Mountain butterburs stewed in an iron pan is called kyarabuki. The mountain butterbur gains iron from the pan after a period of simmering and when its done, it gains a glowing dark color like the aromatic wood, alloeswood or kyara. After I cooked kyarabuki, I just could not finish the savoring dish all at once, that I stored half of it in a jar. However,I soon found out that the taste could never be preserved. The appearance did not alter much but the original taste was obviously lost. Hence, I realized that delicious food should not be saved for later enjoyment, but should be indulged all at once.

●New Vegetables
During Spring vegetables are of paler green color compared to other darker colored vegetables like lettuce, spring cabbage, chive, garlic that start appearing from April. But during this season, onions will start fattening its roots as soon as they start blooming flowers. The skin of new onions is still white, soft and succulent, holding abundant water. Hence those onions are hung to dry until they get brown so they will not rot away from their own water.
Two best ways to eat new spring onion is to slice it and eat it raw or to make kakiage (mixed tempura) out of it.

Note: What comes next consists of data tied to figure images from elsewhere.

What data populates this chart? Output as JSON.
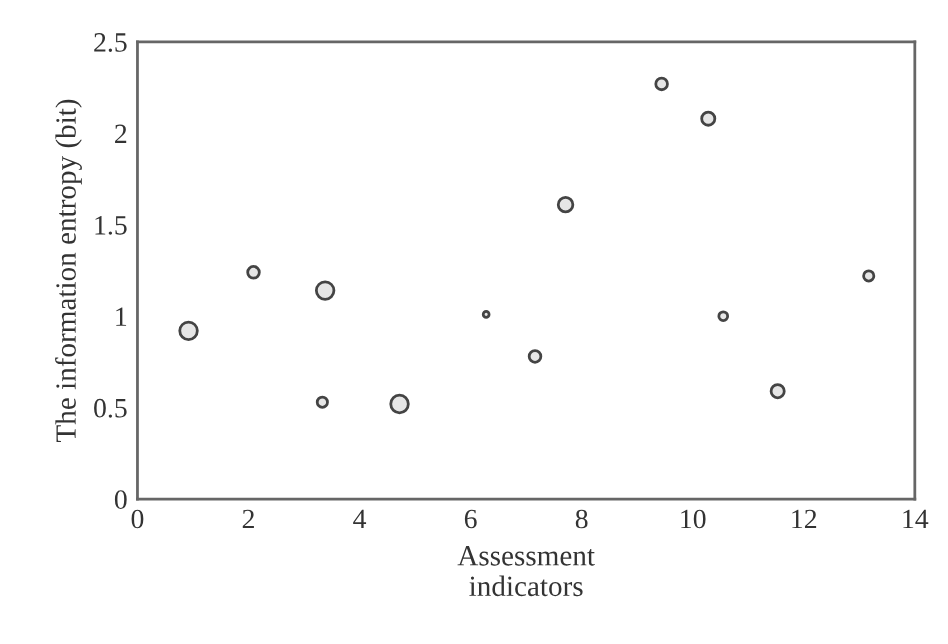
{
  "chart_data": {
    "type": "bubble",
    "xlabel": "Assessment\nindicators",
    "ylabel": "The information entropy (bit)",
    "x": [
      0.92,
      2.09,
      3.38,
      3.33,
      4.72,
      6.28,
      7.16,
      7.71,
      9.44,
      10.28,
      10.55,
      11.53,
      13.17
    ],
    "series": [
      {
        "color": "#e6e6e6",
        "values": [
          0.92,
          1.24,
          1.14,
          0.53,
          0.52,
          1.01,
          0.78,
          1.61,
          2.27,
          2.08,
          1.0,
          0.59,
          1.22
        ],
        "sizes": [
          1,
          0.44,
          1,
          0.34,
          1,
          0.11,
          0.44,
          0.69,
          0.44,
          0.56,
          0.25,
          0.56,
          0.34
        ]
      }
    ],
    "xlim": [
      0,
      14
    ],
    "xticks": [
      0,
      2,
      4,
      6,
      8,
      10,
      12,
      14
    ],
    "ylim": [
      0,
      2.5
    ],
    "yticks": [
      0,
      0.5,
      1,
      1.5,
      2,
      2.5
    ],
    "grid": false,
    "legend": false
  }
}
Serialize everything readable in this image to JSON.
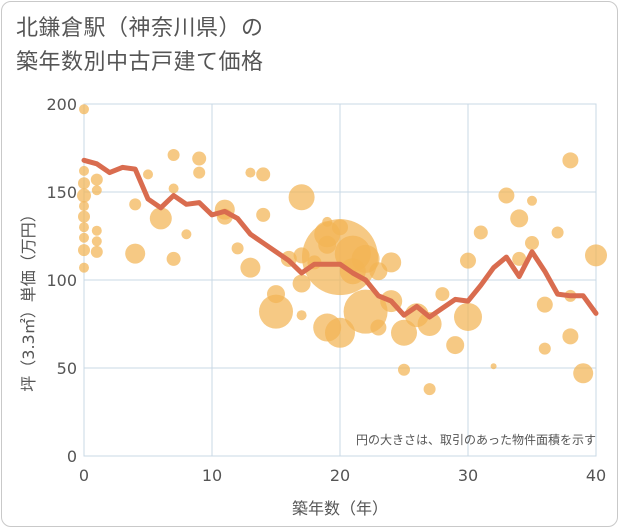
{
  "title_line1": "北鎌倉駅（神奈川県）の",
  "title_line2": "築年数別中古戸建て価格",
  "chart_data": {
    "type": "scatter",
    "title": "北鎌倉駅（神奈川県）の築年数別中古戸建て価格",
    "xlabel": "築年数（年）",
    "ylabel": "坪（3.3㎡）単価（万円）",
    "xlim": [
      0,
      40
    ],
    "ylim": [
      0,
      200
    ],
    "xticks": [
      0,
      10,
      20,
      30,
      40
    ],
    "yticks": [
      0,
      50,
      100,
      150,
      200
    ],
    "grid": true,
    "note": "円の大きさは、取引のあった物件面積を示す",
    "colors": {
      "bubble": "#f2b454",
      "line": "#d96c4f",
      "grid": "#c9d8e6",
      "text": "#555555"
    },
    "bubbles": [
      {
        "x": 0,
        "y": 197,
        "s": 5
      },
      {
        "x": 0,
        "y": 162,
        "s": 5
      },
      {
        "x": 0,
        "y": 155,
        "s": 6
      },
      {
        "x": 0,
        "y": 148,
        "s": 7
      },
      {
        "x": 0,
        "y": 142,
        "s": 5
      },
      {
        "x": 0,
        "y": 136,
        "s": 6
      },
      {
        "x": 0,
        "y": 130,
        "s": 5
      },
      {
        "x": 0,
        "y": 124,
        "s": 5
      },
      {
        "x": 0,
        "y": 117,
        "s": 6
      },
      {
        "x": 0,
        "y": 107,
        "s": 5
      },
      {
        "x": 1,
        "y": 157,
        "s": 6
      },
      {
        "x": 1,
        "y": 151,
        "s": 5
      },
      {
        "x": 1,
        "y": 128,
        "s": 5
      },
      {
        "x": 1,
        "y": 122,
        "s": 5
      },
      {
        "x": 1,
        "y": 116,
        "s": 6
      },
      {
        "x": 4,
        "y": 143,
        "s": 6
      },
      {
        "x": 4,
        "y": 115,
        "s": 10
      },
      {
        "x": 5,
        "y": 160,
        "s": 5
      },
      {
        "x": 6,
        "y": 135,
        "s": 11
      },
      {
        "x": 7,
        "y": 171,
        "s": 6
      },
      {
        "x": 7,
        "y": 152,
        "s": 5
      },
      {
        "x": 7,
        "y": 112,
        "s": 7
      },
      {
        "x": 8,
        "y": 126,
        "s": 5
      },
      {
        "x": 9,
        "y": 169,
        "s": 7
      },
      {
        "x": 9,
        "y": 161,
        "s": 6
      },
      {
        "x": 11,
        "y": 140,
        "s": 10
      },
      {
        "x": 11,
        "y": 136,
        "s": 8
      },
      {
        "x": 12,
        "y": 118,
        "s": 6
      },
      {
        "x": 13,
        "y": 161,
        "s": 5
      },
      {
        "x": 13,
        "y": 107,
        "s": 10
      },
      {
        "x": 14,
        "y": 160,
        "s": 7
      },
      {
        "x": 14,
        "y": 137,
        "s": 7
      },
      {
        "x": 15,
        "y": 92,
        "s": 9
      },
      {
        "x": 15,
        "y": 82,
        "s": 17
      },
      {
        "x": 16,
        "y": 112,
        "s": 8
      },
      {
        "x": 17,
        "y": 147,
        "s": 13
      },
      {
        "x": 17,
        "y": 114,
        "s": 8
      },
      {
        "x": 17,
        "y": 98,
        "s": 9
      },
      {
        "x": 17,
        "y": 80,
        "s": 5
      },
      {
        "x": 18,
        "y": 110,
        "s": 7
      },
      {
        "x": 19,
        "y": 133,
        "s": 5
      },
      {
        "x": 19,
        "y": 126,
        "s": 13
      },
      {
        "x": 19,
        "y": 120,
        "s": 9
      },
      {
        "x": 19,
        "y": 73,
        "s": 14
      },
      {
        "x": 20,
        "y": 130,
        "s": 8
      },
      {
        "x": 20,
        "y": 113,
        "s": 38
      },
      {
        "x": 20,
        "y": 70,
        "s": 15
      },
      {
        "x": 21,
        "y": 115,
        "s": 18
      },
      {
        "x": 21,
        "y": 105,
        "s": 13
      },
      {
        "x": 22,
        "y": 112,
        "s": 14
      },
      {
        "x": 22,
        "y": 82,
        "s": 22
      },
      {
        "x": 23,
        "y": 105,
        "s": 9
      },
      {
        "x": 23,
        "y": 73,
        "s": 8
      },
      {
        "x": 24,
        "y": 110,
        "s": 10
      },
      {
        "x": 24,
        "y": 88,
        "s": 11
      },
      {
        "x": 25,
        "y": 70,
        "s": 13
      },
      {
        "x": 25,
        "y": 49,
        "s": 6
      },
      {
        "x": 26,
        "y": 80,
        "s": 12
      },
      {
        "x": 27,
        "y": 75,
        "s": 12
      },
      {
        "x": 27,
        "y": 38,
        "s": 6
      },
      {
        "x": 28,
        "y": 92,
        "s": 7
      },
      {
        "x": 29,
        "y": 63,
        "s": 9
      },
      {
        "x": 30,
        "y": 111,
        "s": 8
      },
      {
        "x": 30,
        "y": 79,
        "s": 14
      },
      {
        "x": 31,
        "y": 127,
        "s": 7
      },
      {
        "x": 32,
        "y": 51,
        "s": 3
      },
      {
        "x": 33,
        "y": 148,
        "s": 8
      },
      {
        "x": 34,
        "y": 135,
        "s": 9
      },
      {
        "x": 34,
        "y": 112,
        "s": 7
      },
      {
        "x": 35,
        "y": 145,
        "s": 5
      },
      {
        "x": 35,
        "y": 121,
        "s": 7
      },
      {
        "x": 36,
        "y": 86,
        "s": 8
      },
      {
        "x": 36,
        "y": 61,
        "s": 6
      },
      {
        "x": 37,
        "y": 127,
        "s": 6
      },
      {
        "x": 38,
        "y": 168,
        "s": 8
      },
      {
        "x": 38,
        "y": 91,
        "s": 6
      },
      {
        "x": 38,
        "y": 68,
        "s": 8
      },
      {
        "x": 39,
        "y": 47,
        "s": 10
      },
      {
        "x": 40,
        "y": 114,
        "s": 11
      }
    ],
    "trend": {
      "x": [
        0,
        1,
        2,
        3,
        4,
        5,
        6,
        7,
        8,
        9,
        10,
        11,
        12,
        13,
        14,
        15,
        16,
        17,
        18,
        19,
        20,
        21,
        22,
        23,
        24,
        25,
        26,
        27,
        28,
        29,
        30,
        31,
        32,
        33,
        34,
        35,
        36,
        37,
        38,
        39,
        40
      ],
      "y": [
        168,
        166,
        161,
        164,
        163,
        146,
        141,
        148,
        143,
        144,
        137,
        139,
        135,
        126,
        121,
        116,
        111,
        104,
        109,
        109,
        109,
        104,
        100,
        91,
        88,
        80,
        85,
        79,
        84,
        89,
        88,
        97,
        107,
        113,
        102,
        116,
        105,
        92,
        91,
        91,
        81
      ]
    }
  }
}
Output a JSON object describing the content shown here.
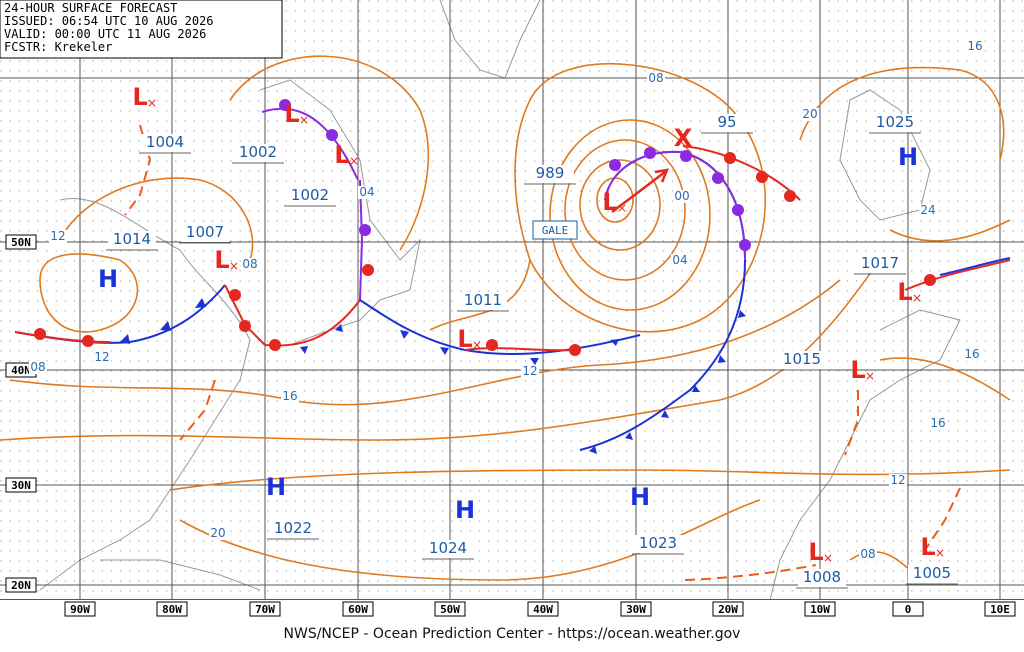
{
  "header": {
    "lines": [
      "24-HOUR SURFACE FORECAST",
      "ISSUED: 06:54 UTC 10 AUG 2026",
      "VALID:  00:00 UTC 11 AUG 2026",
      "FCSTR:  Krekeler"
    ]
  },
  "footer": "NWS/NCEP - Ocean Prediction Center - https://ocean.weather.gov",
  "gale": "GALE",
  "latitudes": [
    "50N",
    "40N",
    "30N",
    "20N"
  ],
  "longitudes": [
    "90W",
    "80W",
    "70W",
    "60W",
    "50W",
    "40W",
    "30W",
    "20W",
    "10W",
    "0",
    "10E"
  ],
  "centers": [
    {
      "symbol": "L",
      "value": "1004"
    },
    {
      "symbol": "L",
      "value": "1002"
    },
    {
      "symbol": "L",
      "value": "1002"
    },
    {
      "symbol": "L",
      "value": "1007"
    },
    {
      "symbol": "H",
      "value": "1014"
    },
    {
      "symbol": "L",
      "value": "1011"
    },
    {
      "symbol": "L",
      "value": "989"
    },
    {
      "symbol": "X",
      "value": "95"
    },
    {
      "symbol": "H",
      "value": "1025"
    },
    {
      "symbol": "L",
      "value": "1017"
    },
    {
      "symbol": "L",
      "value": "1015"
    },
    {
      "symbol": "H",
      "value": "1022"
    },
    {
      "symbol": "H",
      "value": "1024"
    },
    {
      "symbol": "H",
      "value": "1023"
    },
    {
      "symbol": "L",
      "value": "1008"
    },
    {
      "symbol": "L",
      "value": "1005"
    }
  ],
  "isobar_labels": [
    "08",
    "00",
    "04",
    "04",
    "08",
    "12",
    "12",
    "08",
    "12",
    "16",
    "20",
    "20",
    "24",
    "16",
    "16",
    "16",
    "12",
    "08"
  ]
}
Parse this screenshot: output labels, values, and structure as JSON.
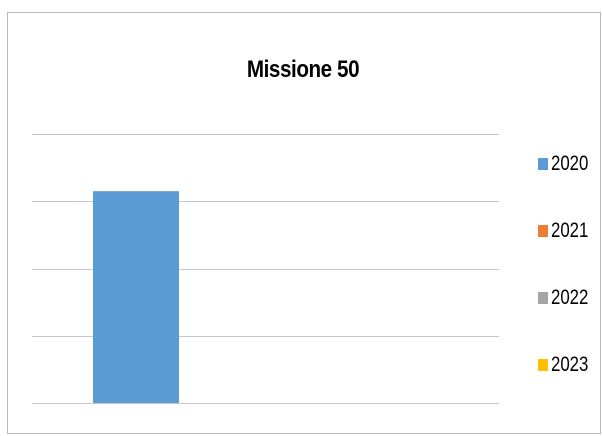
{
  "chart_data": {
    "type": "bar",
    "title": "Missione 50",
    "categories": [
      ""
    ],
    "series": [
      {
        "name": "2020",
        "color": "#5b9bd5",
        "values": [
          3.15
        ]
      },
      {
        "name": "2021",
        "color": "#ed7d31",
        "values": [
          0
        ]
      },
      {
        "name": "2022",
        "color": "#a5a5a5",
        "values": [
          0
        ]
      },
      {
        "name": "2023",
        "color": "#ffc000",
        "values": [
          0
        ]
      }
    ],
    "ylim": [
      0,
      4
    ],
    "grid": true,
    "legend_position": "right"
  }
}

However these onions should not be used for curry, where it is sauteed in mass amounts, because it holds too much water and additional flavor does not settle easily.
New spring cabbage should be eaten raw or after quick parboiling. However, they are not fit for okonomiyaki (a type of thin pancake with a mix of ingredients from meat, seafood to vegetables; in this menu cabbage is essential). For okonomiyaki the best type of cabbage are the ones that were harvested a year before, or what is called "hine". At markets in Tokyo, it is hard obtaining these voluminous and solid cabbages, even for a whole entire year. That limits down a chefs ability because other recipes become incomplete like cabbage roll which also requires a hine cabbage.
Hine cabbages, onion from Awaji, golden sweet potatoe from Naruto, and other distributed vegetables have to be ordered from Osaka. Both the burdock stalk and carrot leaf which are extremely delicious have to be ordered from Osaka even though they are in season.
New spring vegetables should be enjoyed for their succulence and scent. The same thing goes for early summer bonito. Of course it is said that the bonito that returned in Autumn is palatable because of its fatty meat. However, summer bonito and autumn bonito is nothing to compare because they are just two different things. Even if they are the same kind of fish, they are enjoyed in two completely contrasting ways. It is an inadequate statement to say that only fish that put on fat is delicious.